Milton Levy

No. 19 – Tulane Green Wave
- Positions: Guard, center

Personal information
- Born: December 22, 1903 New Orleans, Louisiana, U.S.
- Died: April 26, 1958 (aged 54) New Orleans, Louisiana, U.S.

Career information
- College: Tulane (1923–1925)

Awards and highlights
- SoCon championship (1925); All-Southern (1925); Second-team All-American (1925); New York Sun All-Time Tulane team; Tulane Athletics Hall of Fame;

= Milton Levy =

American football player (1903–1958)

Milton Lambert "Irish" Levy (December 22, 1903 - April 26, 1958) was an American football guard for the Tulane Green Wave of Tulane University.

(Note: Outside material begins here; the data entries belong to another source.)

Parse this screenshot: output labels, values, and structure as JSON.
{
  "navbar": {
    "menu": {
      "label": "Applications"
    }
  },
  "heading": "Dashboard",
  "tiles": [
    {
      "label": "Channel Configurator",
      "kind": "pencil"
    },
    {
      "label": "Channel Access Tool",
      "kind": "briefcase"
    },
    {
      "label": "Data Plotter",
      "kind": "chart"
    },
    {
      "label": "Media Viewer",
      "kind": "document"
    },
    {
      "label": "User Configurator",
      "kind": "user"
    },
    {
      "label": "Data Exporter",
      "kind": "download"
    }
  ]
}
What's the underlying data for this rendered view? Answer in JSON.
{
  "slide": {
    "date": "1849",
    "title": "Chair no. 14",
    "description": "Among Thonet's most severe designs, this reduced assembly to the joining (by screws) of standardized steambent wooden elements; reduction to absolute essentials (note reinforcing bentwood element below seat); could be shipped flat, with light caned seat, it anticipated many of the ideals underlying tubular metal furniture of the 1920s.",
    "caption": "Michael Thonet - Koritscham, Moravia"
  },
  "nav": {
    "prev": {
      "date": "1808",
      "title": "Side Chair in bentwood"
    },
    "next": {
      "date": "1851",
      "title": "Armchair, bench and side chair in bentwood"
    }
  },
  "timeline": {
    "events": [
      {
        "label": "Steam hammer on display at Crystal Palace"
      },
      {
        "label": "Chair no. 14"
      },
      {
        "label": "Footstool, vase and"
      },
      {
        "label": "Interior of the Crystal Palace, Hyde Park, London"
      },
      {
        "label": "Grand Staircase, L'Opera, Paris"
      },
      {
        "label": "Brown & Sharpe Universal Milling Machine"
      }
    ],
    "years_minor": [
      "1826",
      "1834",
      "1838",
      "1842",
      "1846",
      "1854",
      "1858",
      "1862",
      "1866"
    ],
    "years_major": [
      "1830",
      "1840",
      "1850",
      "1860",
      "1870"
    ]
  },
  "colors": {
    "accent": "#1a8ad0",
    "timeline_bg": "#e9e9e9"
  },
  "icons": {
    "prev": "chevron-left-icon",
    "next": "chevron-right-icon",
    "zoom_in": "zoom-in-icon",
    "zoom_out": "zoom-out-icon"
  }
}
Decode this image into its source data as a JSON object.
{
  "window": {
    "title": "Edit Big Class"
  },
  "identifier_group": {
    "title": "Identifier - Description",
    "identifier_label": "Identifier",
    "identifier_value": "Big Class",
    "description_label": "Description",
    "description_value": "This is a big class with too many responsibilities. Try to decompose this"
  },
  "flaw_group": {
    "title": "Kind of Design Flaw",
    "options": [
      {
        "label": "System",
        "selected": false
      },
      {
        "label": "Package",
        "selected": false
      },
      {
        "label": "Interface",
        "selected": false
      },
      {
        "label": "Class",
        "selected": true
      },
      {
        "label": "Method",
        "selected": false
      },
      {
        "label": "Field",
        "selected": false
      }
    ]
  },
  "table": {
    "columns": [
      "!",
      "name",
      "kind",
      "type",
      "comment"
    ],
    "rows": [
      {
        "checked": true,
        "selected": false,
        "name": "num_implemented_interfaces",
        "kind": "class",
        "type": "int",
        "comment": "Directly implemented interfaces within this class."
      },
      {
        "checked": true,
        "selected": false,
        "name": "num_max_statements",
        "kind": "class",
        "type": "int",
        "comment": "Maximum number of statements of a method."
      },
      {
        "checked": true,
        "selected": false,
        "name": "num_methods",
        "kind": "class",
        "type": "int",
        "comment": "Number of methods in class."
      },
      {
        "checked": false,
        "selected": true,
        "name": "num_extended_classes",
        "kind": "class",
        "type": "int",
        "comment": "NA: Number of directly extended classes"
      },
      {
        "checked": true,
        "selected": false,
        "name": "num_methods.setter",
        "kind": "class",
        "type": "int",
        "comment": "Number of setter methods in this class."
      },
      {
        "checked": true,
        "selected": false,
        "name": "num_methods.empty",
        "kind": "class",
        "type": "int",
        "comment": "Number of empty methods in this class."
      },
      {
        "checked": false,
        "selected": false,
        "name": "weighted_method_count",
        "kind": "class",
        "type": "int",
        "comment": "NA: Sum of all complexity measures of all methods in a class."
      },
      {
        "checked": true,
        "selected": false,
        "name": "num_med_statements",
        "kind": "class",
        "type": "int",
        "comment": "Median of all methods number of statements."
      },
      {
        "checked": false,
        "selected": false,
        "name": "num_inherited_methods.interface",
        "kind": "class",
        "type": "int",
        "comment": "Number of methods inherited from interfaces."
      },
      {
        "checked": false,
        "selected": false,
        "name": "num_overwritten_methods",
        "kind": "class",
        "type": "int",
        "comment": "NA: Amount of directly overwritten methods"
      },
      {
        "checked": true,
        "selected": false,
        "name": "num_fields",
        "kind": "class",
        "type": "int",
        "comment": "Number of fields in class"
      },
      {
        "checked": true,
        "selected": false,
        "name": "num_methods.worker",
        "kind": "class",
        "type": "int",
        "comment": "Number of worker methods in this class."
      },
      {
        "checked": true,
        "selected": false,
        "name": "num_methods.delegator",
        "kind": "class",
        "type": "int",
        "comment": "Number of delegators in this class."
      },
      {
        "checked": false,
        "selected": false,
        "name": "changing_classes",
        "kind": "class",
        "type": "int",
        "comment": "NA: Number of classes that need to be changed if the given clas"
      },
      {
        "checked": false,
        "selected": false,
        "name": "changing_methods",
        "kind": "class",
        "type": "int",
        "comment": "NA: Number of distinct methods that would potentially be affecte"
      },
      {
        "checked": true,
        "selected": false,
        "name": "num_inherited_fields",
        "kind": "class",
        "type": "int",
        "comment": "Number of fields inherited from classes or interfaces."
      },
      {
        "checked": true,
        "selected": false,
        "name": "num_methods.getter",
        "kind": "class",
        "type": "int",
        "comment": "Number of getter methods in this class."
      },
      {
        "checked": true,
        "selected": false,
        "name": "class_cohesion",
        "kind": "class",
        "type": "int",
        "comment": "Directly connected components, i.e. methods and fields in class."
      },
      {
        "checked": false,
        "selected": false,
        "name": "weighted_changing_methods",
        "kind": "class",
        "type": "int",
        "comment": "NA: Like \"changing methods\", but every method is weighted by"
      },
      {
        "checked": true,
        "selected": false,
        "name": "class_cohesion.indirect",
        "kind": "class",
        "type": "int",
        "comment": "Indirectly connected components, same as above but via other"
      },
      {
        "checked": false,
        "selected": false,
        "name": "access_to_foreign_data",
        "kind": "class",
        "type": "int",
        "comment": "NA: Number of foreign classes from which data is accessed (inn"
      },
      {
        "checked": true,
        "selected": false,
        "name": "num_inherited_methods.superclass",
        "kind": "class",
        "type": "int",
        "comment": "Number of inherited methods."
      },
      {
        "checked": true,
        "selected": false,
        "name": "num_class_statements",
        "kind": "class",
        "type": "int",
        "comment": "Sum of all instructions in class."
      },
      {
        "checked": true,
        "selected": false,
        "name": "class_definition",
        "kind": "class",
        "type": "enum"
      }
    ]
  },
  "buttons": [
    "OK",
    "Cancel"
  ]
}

He was twice selected All-Southern, and once selected second-team All-American by The New York Times. Levy was selected for the New York Sun's All-Time Tulane team and inducted into the Tulane Hall Of Fame ("the T Club") in 1986.

==Early life==
Milton Lambert Levy was born on December 22, 1903, in New Orleans, Louisiana, to Lazare Levy and Isabelle G. Cain.

===Tulane University===
Levy was a prominent guard for the Tulane Green Wave football team of Tulane University, and is considered one of the greatest ever to play for the school.

====1925====
The 1925 team were undefeated and claimed a Southern Conference championship. Levy was never taken out of a game for an injury during his playing career. He was the only lineman lost for the 1926 season, but assisted his alma mater as a coach that year.